The min operator returns the smaller of two values, commonly used for clamping or setting upper bounds. It can work with both scalar values and other fields or expressions. 
from topk_sdk.query import min

# Clamp BM25 scores to a maximum of 2.0
select(
    clamped_score=min(field("bm25_score"), 2.0)
)

# Take the lower of critic score vs user rating
select(
    conservative_score=min(field("critic_score"), field("user_rating"))
)

max

The max operator returns the larger of two values, commonly used for clamping or setting lower bounds.
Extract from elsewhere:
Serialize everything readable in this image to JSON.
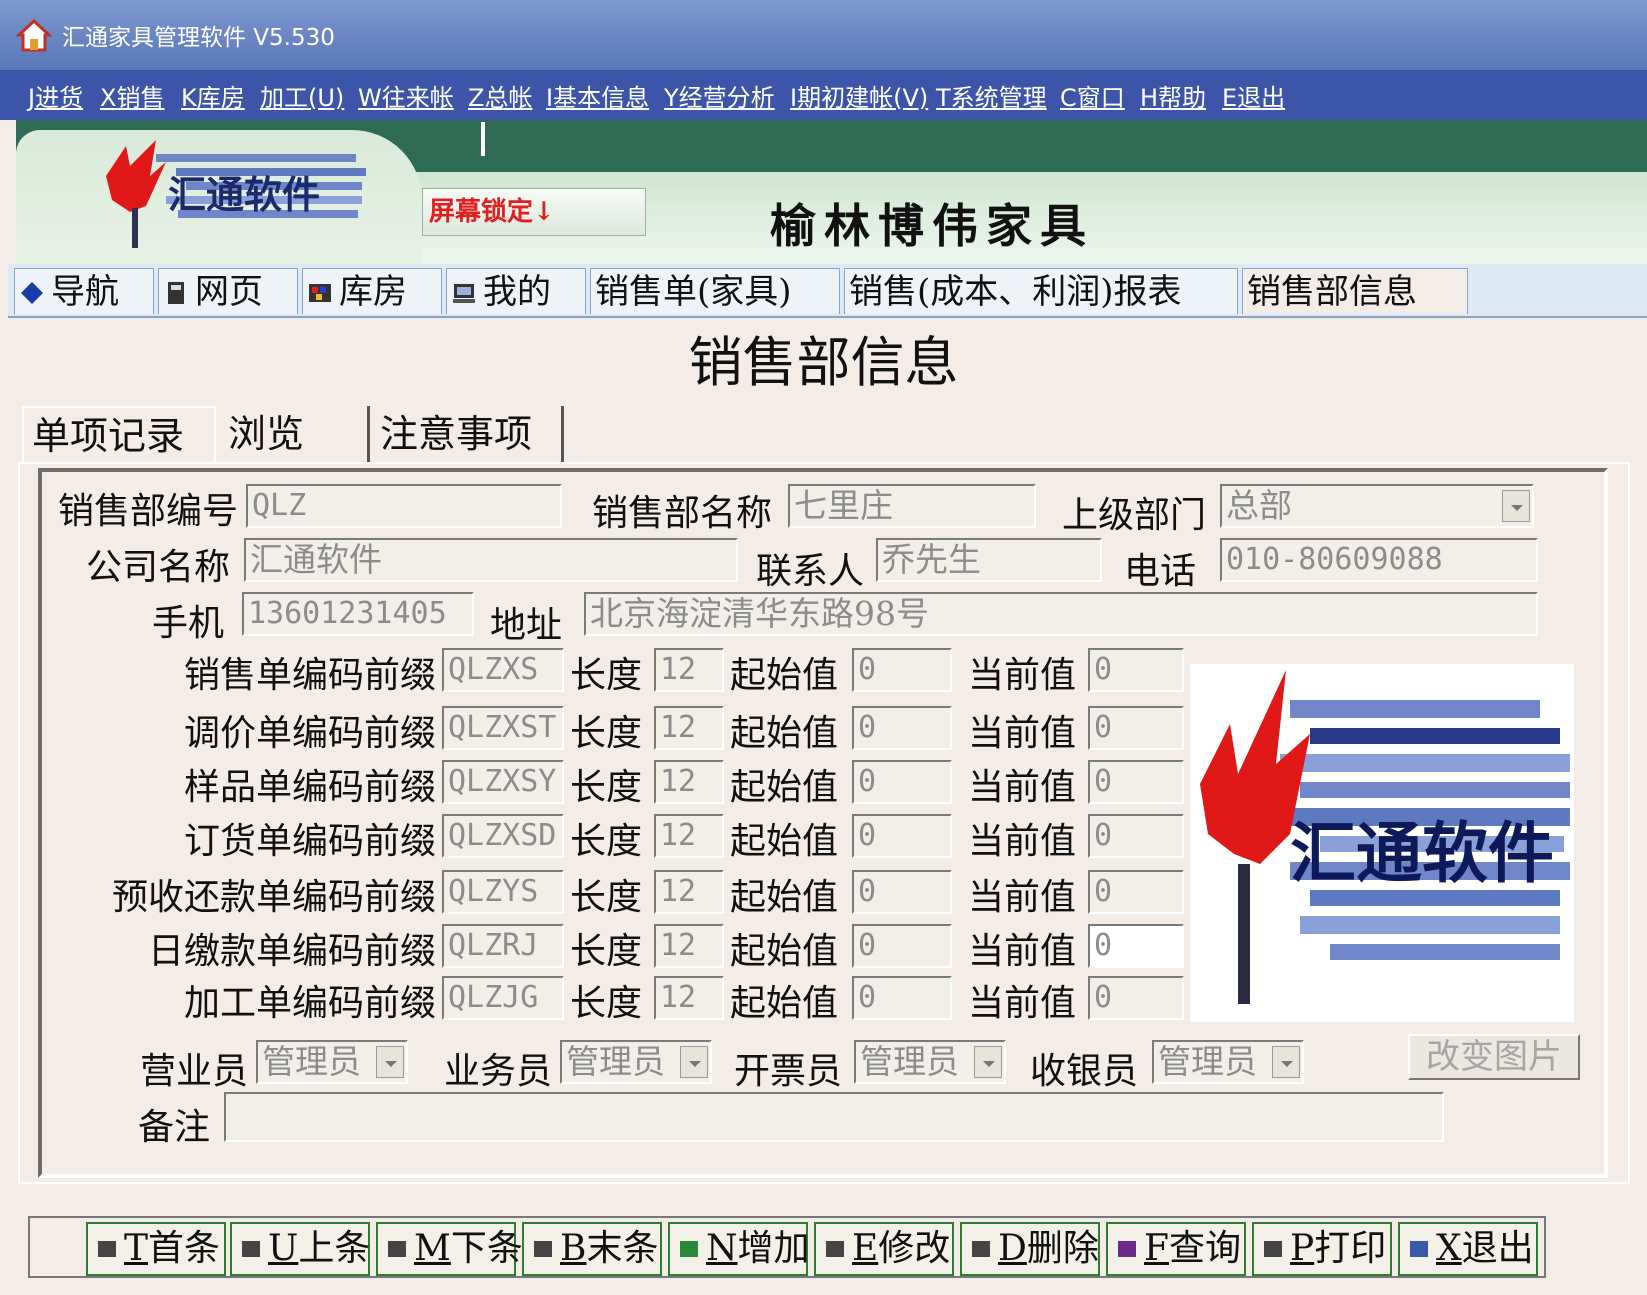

It can work with both scalar values and other fields or expressions. 
from topk_sdk.query import max

# Ensure minimum relevance score of 1.5
select(
    boosted_score=max(field("relevance_score"), 1.5)
)

# Take the higher of critic score vs user rating
select(
    best_score=max(field("critic_score"), field("user_rating"))
)

ln

The ln operator calculates the natural logarithm, useful for logarithmic scaling and dampening large values. 
# Apply logarithmic dampening to scores
select(
    log_score=(field("raw_score") + 1).ln()
)

exp

The exp operator calculates the exponential function (e^x), useful for exponential scaling and boosting. 
# Apply exponential boosting to BM25 scores
select(
    boosted_score=(field("bm25_score") * 1.5).exp()
)

sqrt

The sqrt operator calculates the square root, useful for dampening values and creating non-linear transformations. 
# Dampen large distance values
select(
    dampened_distance=field("vector_distance").sqrt()
)

square

The square operator multiplies a number by itself (x²), useful for amplifying differences and creating quadratic transformations. 
# Create quadratic penalty for age differences
select(
    age_penalty=(field("user_age") - 50).square()
)

Collection

All queries must have a collection stage. Currently, we only support topk() and count() collectors.

topk

Use the topk() function to return the top k results. The topk() function accepts the following parameters:
expr
LogicalExpression
required
The logical expression to sort the results by.
k
number
required
The number of results to return.
asc
boolean
required
Whether to sort the results in ascending order.
To get the top 10 results with the highest title_similarity, you can use the following query: 
.topk(field("title_similarity"), 10, asc=False)

count

Use the count() function to get the total number of documents matching the query. If there are no filters then count() will return the total number of documents in the collection. 
# Count the total number of documents in the collection
.count()
When writing queries, remember that they all require the topk or count function at the end.

Rerank

The rerank() function is used to rerank the results of a query. Read more about it in our reranking guide. 
.rerank()

LSN-based Consistency

TopK supports LSN (Log Sequence Number) based consistency for ensuring read-after-write consistency. When you perform a write operation (like upsert), you receive an LSN as a string that represents the sequence number of that write in the system’s log. You can use this LSN in subsequent queries to ensure that the query only returns results that are at least as recent as that write operation.

How it works

  1. Write operation: When you call lsn = client.collection().upsert(), you receive an LSN
  2. Query with LSN: Pass that LSN to client.collection().query(..., lsn=lsn)
  3. Consistency guarantee: If the write is not yet available in the read path, the query will be rejected and the client will automatically retry
This approach ensures that your queries always see the results of your recent writes, providing strong consistency guarantees when needed. 
# Upsert a document and get the LSN
lsn = client.collection("books").upsert([
    {"_id": "1984", "title": "1984", "author": "George Orwell", "year": 1949}
])

# Query with LSN to ensure consistency
results = client.collection("books").query(
    select("title", "author", "year")
    .filter(field("author") == "George Orwell")
    .topk(field("year"), 10),
    lsn=lsn
)
Using LSN-based consistency may increase query latency as the system needs to verify that the specified LSN has been processed before returning results.